FULDA Reinhard Kaiser-Mühlecker: Wilderer

Literatur im Stadtschloss: Am Fenster des Daseins

02.06.23 - Es gibt vermutlich wenig Berufe, über die so viele falsche Vorstellungen verbreitet sind wie über den des Bauern. Andererseits gibt es zahlreiche Romane über das Dorfleben, die meist von Autor/innen geschrieben werden, deren Vorstellung vom Landleben eher aus der "Landlust" als aus dem bäuerlichen Alltag stammt.

Achtung, Warnung: Wer verkitschte Idylle sucht, ist bei Reinhard Kaiser-Mühlecker falsch.
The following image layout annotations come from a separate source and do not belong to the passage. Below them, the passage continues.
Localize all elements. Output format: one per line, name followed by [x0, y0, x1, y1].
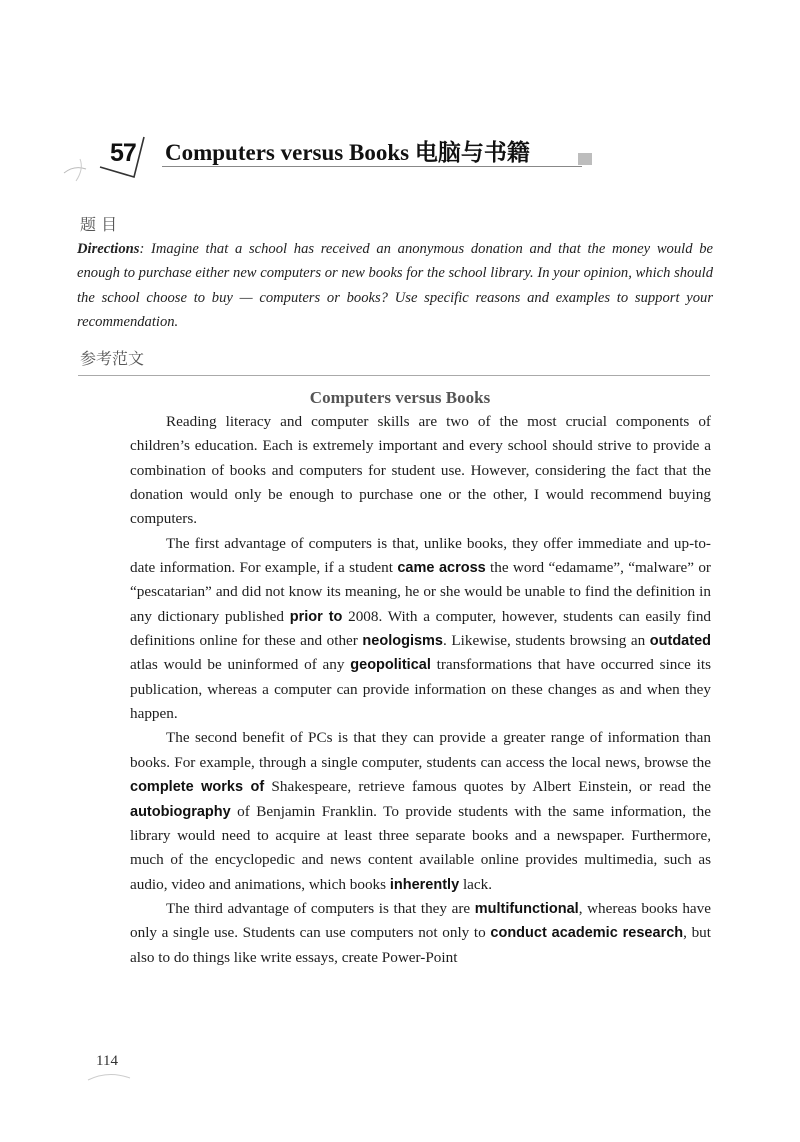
- directions-text: [77, 237, 713, 334]
- key-phrase: neologisms: [362, 633, 443, 650]
- essay-paragraph: [130, 726, 711, 896]
- paragraph-text: of Benjamin Franklin. To provide students with the same information, the library would need to acquire at least three separate books and a newspaper. Furthermore, much of the encyclopedic and news content available online provides multimedia, such as audio, video and animations, which books: [130, 802, 711, 893]
- prompt-label: 题 目: [80, 215, 118, 234]
- paragraph-text: , but also to do things like write essays, create Power-Point: [130, 924, 711, 966]
- chapter-number: 57: [110, 139, 136, 167]
- paragraph-text: . Likewise, students browsing an: [443, 632, 650, 650]
- directions-label: Directions: [77, 241, 140, 257]
- key-phrase: outdated: [649, 633, 711, 650]
- key-phrase: multifunctional: [474, 900, 579, 917]
- essay-paragraph: [130, 897, 711, 970]
- chapter-header: [60, 125, 620, 185]
- paragraph-text: atlas would be uninformed of any: [130, 656, 351, 674]
- key-phrase: complete works of: [130, 779, 265, 796]
- key-phrase: came across: [397, 560, 486, 577]
- paragraph-text: the word “edamame”, “malware” or “pescatarian” and did not know its meaning, he or she would be unable to find the definition in any dictionary published: [130, 559, 711, 625]
- title-underline: [162, 166, 582, 167]
- key-phrase: conduct academic research: [490, 925, 684, 942]
- paragraph-text: The first advantage of computers is that, unlike books, they offer immediate and up-to-date information. For example, if a student: [130, 534, 711, 577]
- paragraph-text: , whereas books have only a single use. Students can use computers not only to: [130, 899, 711, 942]
- page-number: 114: [96, 1053, 118, 1069]
- paragraph-text: lack.: [459, 875, 493, 893]
- paragraph-text: The third advantage of computers is that they are: [166, 899, 475, 917]
- paragraph-text: Shakespeare, retrieve famous quotes by Albert Einstein, or read the: [264, 778, 711, 796]
- key-phrase: prior to: [289, 608, 343, 625]
- key-phrase: geopolitical: [350, 657, 431, 674]
- paragraph-text: Reading literacy and computer skills are two of the most crucial components of children’s education. Each is extremely important and every school should strive to provide a combination of books and computers for student use. However, considering the fact that the donation would only be enough to purchase one or the other, I would recommend buying computers.: [130, 413, 711, 528]
- paragraph-text: The second benefit of PCs is that they can provide a greater range of information than books. For example, through a single computer, students can access the local news, browse the: [130, 729, 711, 771]
- sample-essay-label: 参考范文: [80, 349, 145, 368]
- page-number-ornament-icon: [86, 1070, 136, 1082]
- paragraph-text: transformations that have occurred since its publication, whereas a computer can provide information on these changes as and when they happen.: [130, 656, 711, 723]
- section-divider: [78, 375, 710, 376]
- essay-paragraph: [130, 532, 711, 727]
- directions-body: : Imagine that a school has received an anonymous donation and that the money would be enough to purchase either new computers or new books for the school library. In your opinion, which should the school choose to buy — computers or books? Use specific reasons and examples to support your recommendation.: [77, 241, 713, 330]
- essay-paragraph: [130, 410, 711, 532]
- title-end-square-icon: [578, 153, 592, 165]
- chapter-title: Computers versus Books 电脑与书籍: [165, 140, 530, 165]
- essay-body: [130, 410, 711, 970]
- paragraph-text: 2008. With a computer, however, students can easily find definitions online for these and other: [130, 607, 712, 650]
- key-phrase: inherently: [389, 876, 460, 893]
- key-phrase: autobiography: [130, 803, 231, 820]
- essay-title: Computers versus Books: [309, 388, 491, 407]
"Ich stelle die Welt dar, die ich kenne"

Reinhard Kaiser-Mühlecker ist erstens Bauer, zweitens bewirtschaftet er den Hof, den seine Familie seit Generationen besitzt, und drittens schreibt er aus der Innenperspektive eines Landwirts heraus. Das Ergebnis ist verstörend, intensiv und lässt einen nicht mehr los. "Wie er aus der hilflosen Stummheit, die seine Protagonisten anfällt, Literatur macht, ist virtuos." (DIE ZEIT, 30.08.16). Dieses Zitat von Christoph Schröder, Mitglied in der Jury des Fuldaer Literaturpreises, stellte Oberbürgermeister Dr. Heiko Wingenfeld in seiner Begrüßung voran. Reinhard Kaiser-Mühlecker sei es ein Anliegen, über die Welt, die er kenne, zu schreiben. In einem Interview hatte Reinhard Kaiser-Mühlecker gesagt, Landwirtschaft sei ein Kraft- und ein Balanceakt: "(Ich begreife) Landwirtschaft als etwas zutiefst Sinnvolles. Ich will mich gut um das Land kümmern und es in gutem Zustand erhalten, trotz der gegenwärtigen Herausforderungen." (Der Standard, 20.11.2022)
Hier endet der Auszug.